# MinnKota Ulterra FAIL



## MariettaMike (Jun 14, 2012)

Last Sunday morning I signed up for a Bass Pro CC to get 10% off on the first $1500 of a $1989, 24V, 80# MinnKota Ulterra Saltwater trolling motor. My purchase was based largely on the opinion of a Marathon guide using one on an 18 HPX-V that said it was "worth it".

Wiring was simple, and the RTA-17 quick mount from my ST iPilot worked fine, but there was no way to test it while on the trailer. So I had to wait until my boat was in the water this morning, and tried it for the first time in front of my Homosassa guide friend. Lights came on just like the manual said, remote was synced and showed full battery charge with motor in stowed position. Double tapped the "Stow/Deploy" button, nothing, nothing, "eek" sound came from TM, then lights went out on the TM. Breaker wasn't tripped. Checked voltage on the TM wire side of my TM plug and measured good.

Nothing I did could make the lights come back on. My guide friend sarcastically commented, "Well, it looks good."

Headed out to fish anyway, didn't see any fish, clouds made visibility tough, scallopers made boat traffic suck, so I headed in early. Called the TM repair shop and they tell me there isn't much they can do because they don't stock parts for these new models. Call Bass Pro and they are now out-of-stock on this TM and can't do exchange. But they did say they could take it back as defective merchandise for a full refund. So off to U drive I went. Returned the POS Ulterra for refund, they gave me a new 10% off coupon, and I used it to buy a new 24V, 80# iPilot ST TM on my 2% cash back Citibank card. Small consolation for losing a day fishing and driving over 200 miles.

Unboxed the iPilot, installed my plug, plugged it in, deployed it by hanging off the side of my boat and everything worked fine. Will fish again tomorrow.
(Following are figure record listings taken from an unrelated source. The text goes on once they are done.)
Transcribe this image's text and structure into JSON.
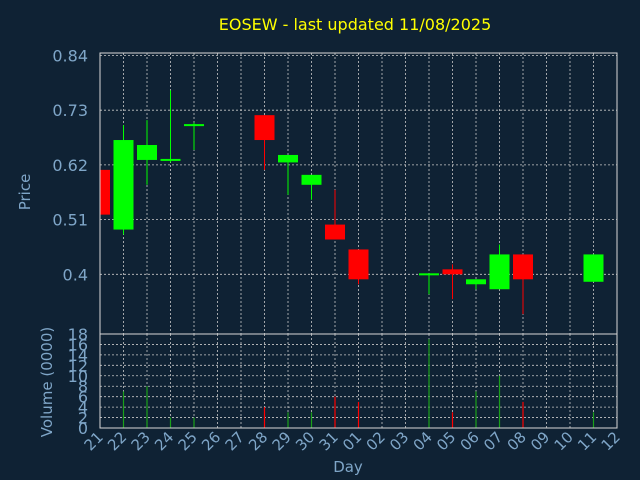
{
  "chart_data": {
    "type": "candlestick",
    "title": "EOSEW - last updated 11/08/2025",
    "xlabel": "Day",
    "price_panel": {
      "ylabel": "Price",
      "ylim": [
        0.28,
        0.845
      ],
      "yticks": [
        "0.84",
        "0.73",
        "0.62",
        "0.51",
        "0.4"
      ],
      "grid": true
    },
    "volume_panel": {
      "ylabel": "Volume (0000)",
      "ylim": [
        0,
        18
      ],
      "yticks": [
        "18",
        "16",
        "14",
        "12",
        "10",
        "8",
        "6",
        "4",
        "2",
        "0"
      ],
      "grid": true
    },
    "x_tick_labels": [
      "21",
      "22",
      "23",
      "24",
      "25",
      "26",
      "27",
      "28",
      "29",
      "30",
      "31",
      "01",
      "02",
      "03",
      "04",
      "05",
      "06",
      "07",
      "08",
      "09",
      "10",
      "11",
      "12"
    ],
    "candles": [
      {
        "day": "21",
        "open": 0.61,
        "high": 0.61,
        "low": 0.52,
        "close": 0.52,
        "volume": 0
      },
      {
        "day": "22",
        "open": 0.49,
        "high": 0.7,
        "low": 0.48,
        "close": 0.67,
        "volume": 7
      },
      {
        "day": "23",
        "open": 0.63,
        "high": 0.71,
        "low": 0.58,
        "close": 0.66,
        "volume": 8
      },
      {
        "day": "24",
        "open": 0.63,
        "high": 0.77,
        "low": 0.625,
        "close": 0.63,
        "volume": 2
      },
      {
        "day": "25",
        "open": 0.697,
        "high": 0.705,
        "low": 0.65,
        "close": 0.7,
        "volume": 2
      },
      {
        "day": "28",
        "open": 0.72,
        "high": 0.72,
        "low": 0.61,
        "close": 0.67,
        "volume": 4
      },
      {
        "day": "29",
        "open": 0.625,
        "high": 0.64,
        "low": 0.56,
        "close": 0.64,
        "volume": 3
      },
      {
        "day": "30",
        "open": 0.58,
        "high": 0.6,
        "low": 0.55,
        "close": 0.6,
        "volume": 3
      },
      {
        "day": "31",
        "open": 0.5,
        "high": 0.57,
        "low": 0.47,
        "close": 0.47,
        "volume": 6
      },
      {
        "day": "01",
        "open": 0.45,
        "high": 0.45,
        "low": 0.38,
        "close": 0.39,
        "volume": 5
      },
      {
        "day": "04",
        "open": 0.4,
        "high": 0.4,
        "low": 0.36,
        "close": 0.4,
        "volume": 17
      },
      {
        "day": "05",
        "open": 0.41,
        "high": 0.42,
        "low": 0.35,
        "close": 0.4,
        "volume": 3
      },
      {
        "day": "06",
        "open": 0.38,
        "high": 0.39,
        "low": 0.37,
        "close": 0.39,
        "volume": 7
      },
      {
        "day": "07",
        "open": 0.37,
        "high": 0.46,
        "low": 0.37,
        "close": 0.44,
        "volume": 10
      },
      {
        "day": "08",
        "open": 0.44,
        "high": 0.44,
        "low": 0.32,
        "close": 0.39,
        "volume": 5
      },
      {
        "day": "11",
        "open": 0.385,
        "high": 0.44,
        "low": 0.385,
        "close": 0.44,
        "volume": 3
      }
    ]
  },
  "colors": {
    "background": "#0f2234",
    "plot_border": "#d8d8d8",
    "grid": "#c8c8c8",
    "title": "#ffff00",
    "axis_text": "#7fa6c8",
    "up": "#00ff00",
    "down": "#ff0000",
    "volume_bar": "#1aa01a"
  }
}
Lessons Learned: 1) Don't trust new products for at least a year, because I found out this afternoon that the guide in Marathon had serious problems a couple months later. Plus it is common for Pro bass fishers to have problems getting them to stow. The regular Joe that posted on YouTube he's been using his for a year should remove his video because its freshwater and he obviously didn't use it much. 2) Bass Pro will do the right thing to stand behind what they sell. (but I still hate them, because of their private label stuff.)


----------



## Jfack (Nov 2, 2014)

Mines been fine. Actually had a little noise when running and reel deal outdoors in st Pete took care of it for free under minn Kota warranty. They said it's warrantied through minn Kota for 3 years I think. 

I've been loving this thing! I pole a lot and when I fish alone and want to move far and am in deep enough water, so nice hitting that button from the platform and running. Idk sounds like u had a dud but you should have called minn Kota or emailed and they would give you authorized repair shops. I know it should have been good off the bat but must have been a Friday motor


----------